The deal reflects a shift in strategy for Qtel, whose status as a monopoly effectively ended in November when Qatar's government announced it would open the market to competition. The carrier is actively looking for growth opportunities abroad to offset losses to an impending second operator at home -- it's taken out a $2 billion credit facility to fund international expansion. (See Qtel Gets $2B Credit.)
In announcing the deal with ST Telemedia, Nasser Marafih, Qtel's CEO, said: "We believe that the Asia-Pacific is a high growth region and is one of the main areas we have targeted for our expansion."
In November, Qtel spent $28 million to acquire a 38.2 percent stake in NavLink GmbH , which provides managed data services to businesses in the Middle East and is part-owned by AT&T Inc. (NYSE: T). (See Qtel Takes NavLink Stake.)
Telekom Malaysia Bhd. , which has operations throughout Asia, is expanding into the region by hooking up with Etisalcom WLL in Bahrain to establish a dedicated MPLS link between the two countries. Etisalcom is investing $1.5 million in the link initially, and Telekom Malaysia plans to extend the route to other countries in Asia through its own network or partnerships with other carriers.
Zamzamzairani Mohd Isa, CEO of TM's Malaysia Business unit, said in a statement: "With the rapidly growing GCC [Gulf Cooperation Council] - South East Asia engagement, expansion into the region was a priority for us."
The carriers say the link will provide greater bandwidth for business customers in the Middle East and route traffic via less congested routes than those used by incumbents in the region.
Carriers are also getting busy within the Middle East to build out alternative networks. Integrated Telecom Co. (ITC) , Etihad Etisalat Co. (Mobily) , and Bayanat Al Oula for Network Services announced this week they have completed the first phase of a fiber optic network rollout in Saudi Arabia.
The $266.7 million Saudi National Fiber Network (SNFN) is being installed by Thales SA (Paris: TCFP.PA) and Cisco Systems Inc. (Nasdaq: CSCO), and will enable Mobily to offer fixed high-speed broadband and video services along with its mobile services. The network is expected to be completed in 2008 and will provide the carriers with a cheaper alternative to using incumbent Saudi Telecom Co. (STC) 's network.
Bayanat Al-Oula for Network Services is also involved in a mobile WiMax rollout, enlisting Samsung Corp. to deploy the network. The operator plans to launch commercial services in four cities this year, before expanding the network nationwide. (See Samsung Wins Saudi Deal.)

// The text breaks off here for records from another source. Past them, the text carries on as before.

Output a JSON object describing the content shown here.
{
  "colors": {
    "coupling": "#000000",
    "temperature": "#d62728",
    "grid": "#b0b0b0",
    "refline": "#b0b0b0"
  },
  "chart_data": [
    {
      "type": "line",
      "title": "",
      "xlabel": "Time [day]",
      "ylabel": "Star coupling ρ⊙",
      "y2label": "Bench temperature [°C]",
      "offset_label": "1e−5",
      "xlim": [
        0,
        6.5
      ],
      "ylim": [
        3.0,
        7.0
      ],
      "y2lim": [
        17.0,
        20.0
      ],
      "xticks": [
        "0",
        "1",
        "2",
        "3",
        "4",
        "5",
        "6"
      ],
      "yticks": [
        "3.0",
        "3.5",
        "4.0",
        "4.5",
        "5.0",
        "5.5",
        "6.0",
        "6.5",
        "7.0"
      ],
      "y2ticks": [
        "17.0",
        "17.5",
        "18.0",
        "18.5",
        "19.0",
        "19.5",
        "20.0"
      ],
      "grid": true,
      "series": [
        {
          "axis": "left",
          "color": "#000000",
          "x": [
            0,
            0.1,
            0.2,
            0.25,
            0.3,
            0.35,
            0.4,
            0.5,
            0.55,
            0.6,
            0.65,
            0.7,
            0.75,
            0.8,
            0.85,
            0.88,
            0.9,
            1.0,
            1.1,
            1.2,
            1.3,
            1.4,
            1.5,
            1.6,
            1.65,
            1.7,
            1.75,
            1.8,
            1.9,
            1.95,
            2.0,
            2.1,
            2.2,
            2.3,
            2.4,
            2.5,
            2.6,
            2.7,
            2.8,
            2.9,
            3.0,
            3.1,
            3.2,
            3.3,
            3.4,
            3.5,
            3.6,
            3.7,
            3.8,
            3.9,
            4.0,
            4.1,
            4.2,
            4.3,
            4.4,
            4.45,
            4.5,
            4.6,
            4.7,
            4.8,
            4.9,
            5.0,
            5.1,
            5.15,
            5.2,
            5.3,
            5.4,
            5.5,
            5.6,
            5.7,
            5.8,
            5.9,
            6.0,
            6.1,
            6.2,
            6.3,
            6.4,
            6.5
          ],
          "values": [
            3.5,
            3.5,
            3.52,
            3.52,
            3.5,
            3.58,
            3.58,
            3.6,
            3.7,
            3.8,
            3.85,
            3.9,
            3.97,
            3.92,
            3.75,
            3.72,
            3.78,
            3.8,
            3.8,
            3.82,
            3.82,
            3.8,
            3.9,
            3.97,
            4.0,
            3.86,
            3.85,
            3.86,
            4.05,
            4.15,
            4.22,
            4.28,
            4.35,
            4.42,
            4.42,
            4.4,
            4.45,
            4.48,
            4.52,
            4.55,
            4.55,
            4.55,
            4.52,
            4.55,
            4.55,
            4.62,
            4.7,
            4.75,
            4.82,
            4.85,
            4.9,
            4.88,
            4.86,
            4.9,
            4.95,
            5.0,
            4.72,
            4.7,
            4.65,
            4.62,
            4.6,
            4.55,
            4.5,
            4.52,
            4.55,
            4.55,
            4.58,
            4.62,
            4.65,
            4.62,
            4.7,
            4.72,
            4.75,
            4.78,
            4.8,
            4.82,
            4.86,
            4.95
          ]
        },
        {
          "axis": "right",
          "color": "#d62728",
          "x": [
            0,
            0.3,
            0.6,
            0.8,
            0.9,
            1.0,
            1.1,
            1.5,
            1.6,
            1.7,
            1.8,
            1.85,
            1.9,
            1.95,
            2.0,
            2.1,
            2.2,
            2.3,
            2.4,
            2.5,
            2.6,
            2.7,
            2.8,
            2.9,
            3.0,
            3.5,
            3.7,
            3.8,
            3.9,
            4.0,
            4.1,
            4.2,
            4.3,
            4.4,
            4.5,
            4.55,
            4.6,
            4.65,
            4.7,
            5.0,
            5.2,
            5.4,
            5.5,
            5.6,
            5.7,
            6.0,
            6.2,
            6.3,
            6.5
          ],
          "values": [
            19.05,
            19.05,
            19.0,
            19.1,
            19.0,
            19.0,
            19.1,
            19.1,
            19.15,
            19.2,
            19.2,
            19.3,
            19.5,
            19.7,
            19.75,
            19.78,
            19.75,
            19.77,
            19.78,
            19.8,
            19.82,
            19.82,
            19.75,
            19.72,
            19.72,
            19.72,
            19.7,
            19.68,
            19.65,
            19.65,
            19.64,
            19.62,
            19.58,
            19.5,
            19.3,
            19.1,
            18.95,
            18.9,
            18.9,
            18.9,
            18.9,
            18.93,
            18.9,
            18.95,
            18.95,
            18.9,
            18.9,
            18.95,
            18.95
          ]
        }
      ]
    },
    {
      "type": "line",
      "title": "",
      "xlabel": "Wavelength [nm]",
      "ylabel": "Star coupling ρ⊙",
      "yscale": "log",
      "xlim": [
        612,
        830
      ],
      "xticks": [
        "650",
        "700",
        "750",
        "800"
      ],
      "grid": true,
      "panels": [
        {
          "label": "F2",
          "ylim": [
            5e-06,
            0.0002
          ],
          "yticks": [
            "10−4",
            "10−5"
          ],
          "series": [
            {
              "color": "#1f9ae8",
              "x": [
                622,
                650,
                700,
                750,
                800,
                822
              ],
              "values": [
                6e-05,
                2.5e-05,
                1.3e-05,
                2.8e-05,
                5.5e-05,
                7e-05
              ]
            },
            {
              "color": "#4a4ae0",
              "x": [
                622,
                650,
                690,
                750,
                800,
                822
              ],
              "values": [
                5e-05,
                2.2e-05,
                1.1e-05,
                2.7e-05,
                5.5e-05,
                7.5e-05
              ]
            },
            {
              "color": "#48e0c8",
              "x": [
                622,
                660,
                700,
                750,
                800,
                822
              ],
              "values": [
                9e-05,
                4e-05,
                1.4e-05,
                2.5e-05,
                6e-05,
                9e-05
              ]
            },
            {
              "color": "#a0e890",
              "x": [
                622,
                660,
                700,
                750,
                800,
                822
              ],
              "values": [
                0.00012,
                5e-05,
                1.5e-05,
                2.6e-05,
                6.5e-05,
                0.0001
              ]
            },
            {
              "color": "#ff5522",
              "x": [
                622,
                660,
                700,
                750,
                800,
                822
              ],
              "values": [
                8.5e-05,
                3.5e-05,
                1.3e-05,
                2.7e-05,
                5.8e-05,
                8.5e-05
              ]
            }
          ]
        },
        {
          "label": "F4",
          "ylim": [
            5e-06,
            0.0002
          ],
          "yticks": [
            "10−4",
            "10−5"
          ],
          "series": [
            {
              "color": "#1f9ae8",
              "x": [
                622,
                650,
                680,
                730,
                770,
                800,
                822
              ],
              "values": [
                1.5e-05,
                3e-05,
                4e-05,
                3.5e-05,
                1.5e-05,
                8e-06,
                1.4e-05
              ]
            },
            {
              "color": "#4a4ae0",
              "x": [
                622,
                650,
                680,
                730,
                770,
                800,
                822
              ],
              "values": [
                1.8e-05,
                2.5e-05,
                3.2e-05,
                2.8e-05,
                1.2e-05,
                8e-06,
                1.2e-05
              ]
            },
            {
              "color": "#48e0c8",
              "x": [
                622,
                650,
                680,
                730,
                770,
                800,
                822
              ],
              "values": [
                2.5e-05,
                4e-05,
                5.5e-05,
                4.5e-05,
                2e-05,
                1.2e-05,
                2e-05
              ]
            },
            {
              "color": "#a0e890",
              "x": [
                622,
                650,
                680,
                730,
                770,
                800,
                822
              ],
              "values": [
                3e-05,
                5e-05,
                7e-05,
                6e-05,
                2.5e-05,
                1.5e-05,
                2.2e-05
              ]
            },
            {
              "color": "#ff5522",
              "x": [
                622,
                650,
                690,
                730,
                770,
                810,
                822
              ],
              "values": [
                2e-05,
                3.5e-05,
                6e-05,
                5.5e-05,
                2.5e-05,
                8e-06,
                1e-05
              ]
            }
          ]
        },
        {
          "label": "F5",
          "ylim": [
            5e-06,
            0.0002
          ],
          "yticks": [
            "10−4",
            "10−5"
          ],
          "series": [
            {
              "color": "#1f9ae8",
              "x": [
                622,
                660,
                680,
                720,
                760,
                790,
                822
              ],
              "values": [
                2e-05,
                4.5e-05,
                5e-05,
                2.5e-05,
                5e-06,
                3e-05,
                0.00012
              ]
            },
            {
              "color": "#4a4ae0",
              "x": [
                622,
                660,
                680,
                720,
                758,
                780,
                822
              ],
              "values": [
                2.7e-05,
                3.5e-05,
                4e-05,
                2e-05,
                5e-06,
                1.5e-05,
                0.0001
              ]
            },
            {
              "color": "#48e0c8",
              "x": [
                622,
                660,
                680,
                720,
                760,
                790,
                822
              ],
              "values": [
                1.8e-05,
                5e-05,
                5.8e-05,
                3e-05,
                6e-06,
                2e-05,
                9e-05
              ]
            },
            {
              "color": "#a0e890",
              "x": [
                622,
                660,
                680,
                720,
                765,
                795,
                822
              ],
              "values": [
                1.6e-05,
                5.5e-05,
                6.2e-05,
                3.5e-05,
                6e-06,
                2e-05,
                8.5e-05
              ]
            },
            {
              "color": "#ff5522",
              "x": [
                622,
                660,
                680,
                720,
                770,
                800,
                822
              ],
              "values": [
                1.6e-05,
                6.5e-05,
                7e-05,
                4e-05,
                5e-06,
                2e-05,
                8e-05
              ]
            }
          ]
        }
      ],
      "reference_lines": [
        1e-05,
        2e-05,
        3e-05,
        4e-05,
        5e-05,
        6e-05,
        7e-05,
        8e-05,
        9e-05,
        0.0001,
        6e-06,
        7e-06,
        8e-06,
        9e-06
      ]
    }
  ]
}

In Dubai, Oger Telecom is in the process of raising a $4.3 billion loan to finish paying early for a 55 percent stake in Türk Telekomunikasyon A.S. it acquired in 2005. (See JV Buys Turk Telecom Stake.) Oger paid 20 percent of the $6.56 billion sale price at the time, and agreed to pay the rest in equal installments over five years. CEO Paul Doany told Zawya Dow Jones that the company is finalizing the loan details and will sign an agreement in several weeks.
Oger postponed a planned $1.25 billion IPO in November "in the light of increasingly challenging and volatile regional market conditions," when stocks tanked across the Middle East. The company reserved the option to go public when the markets improved, although it's now in less of a rush to do so because an auction for the third mobile license in Saudi Arabia, which Oger has its eye on, no longer requires that bidders be public companies. Incidentally, the deadline for applying for that license has been extended from this week to February 24.